Just the other day I overheard a woman on the train to work complaining to her boyfriend about the same thing. In my cases I know it was genuine calls because I called back on numbers I knew belonged to the bank.
This same bank also tends to accept corporate id cards to let you sign for your credit cards if they're ordered to an office. So, trick people with a phony call, get the credentials, call the bank to get the card reissued, create your own plastic laminated id card, and order it sent to a serviced office somewhere where you rent a room with cash for a day or two... The same bank have twice refused to deliver cards to my home address because dropping it through the letter box was apparently too insecure.
The great thing about getting a credit card reissued, is that many banks here will accept it as ID. So get a credit card reissued, and voila, instant access to all the poor persons other accounts as well, and from past experience they'll happily offer to let you do over the counter cash withdrawals of however much you want from your credit card accounts.
They're so clueless it's scary to think I trust them with my money (but the rest of them are just as bad).
Why did I have to move to a country with a banking system from the dark ages?
Re:Scamming is way too easy (Score:4, Insightful)
The Solution is already contained in the "Fair Debt Collection Practices Act of 1979." The only problem here is that it is only applied to credit. Being one who likes solutions here it comes!
The solution is to make the feduciary agent (bank) responsible for 100% of all false charges to the account with triplicate damages plus collection costs and legal fees if you have to collect. (This isn't funky law it already works) Application of this to DEBIT accounts would solve the problem to a very large extent.

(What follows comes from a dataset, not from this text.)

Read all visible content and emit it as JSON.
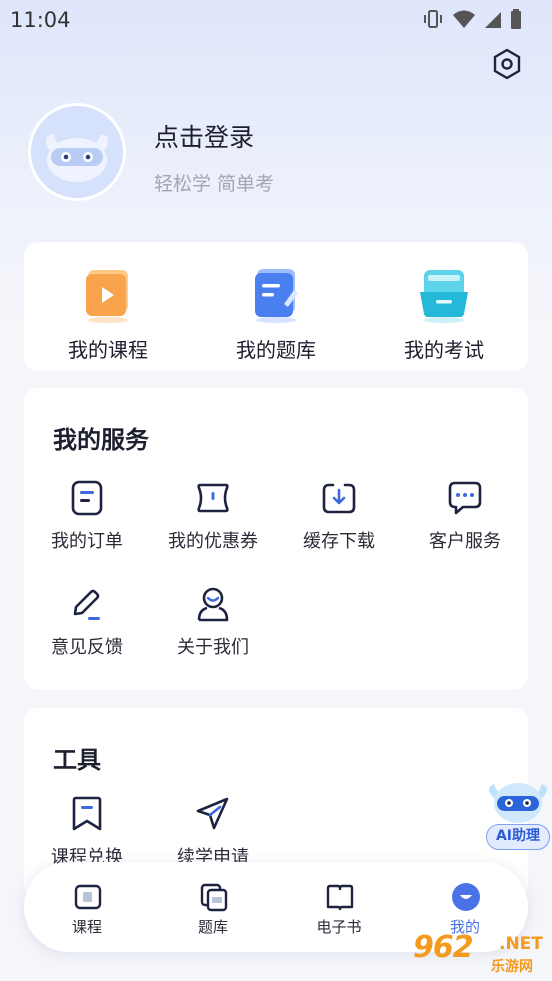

The next part of the solution is to require all banks to provide you with 3 account numbers. One is for the actual account where you store your money. Another is an "Incoming Account" which you can publish to the world. Anyone like this friend could have a check deposited this way and no danger because the account is nothing but a key to put money in. The other is an "Out going" account where a person may place a limited amount of money for outgoing epay type or othe draws. This "Out Going" account could be closed and changed at will. That way one could lock out those skunks who try to autopay forever etc. This way one could protect their account.
A few other notes: We should end the "Overdraft" and bounced check laws. If a check does not have money, it should just be a refused transaction. Coupled with this the provision to immediately transfer funds... This way nobody goes to jail for bad checks, we just refuse them the goods because we can validate their check and charge the funds immediately.
Of course Banks would have a piss fit over these changes because no more overdraft fees etc. Well Tough Luck to them. Tell them to get a life and start earning their money serving their employers rather than screwing them. We would get fired if we treated our employer with such disrespect. This is only a proposal of good business practices. Nothing else. Skip the lectures about "Free Enterprise" because if a bank cannot make money under a good common set of laws they should go to hell. Mods this is good stuff, get a life if you don't like it!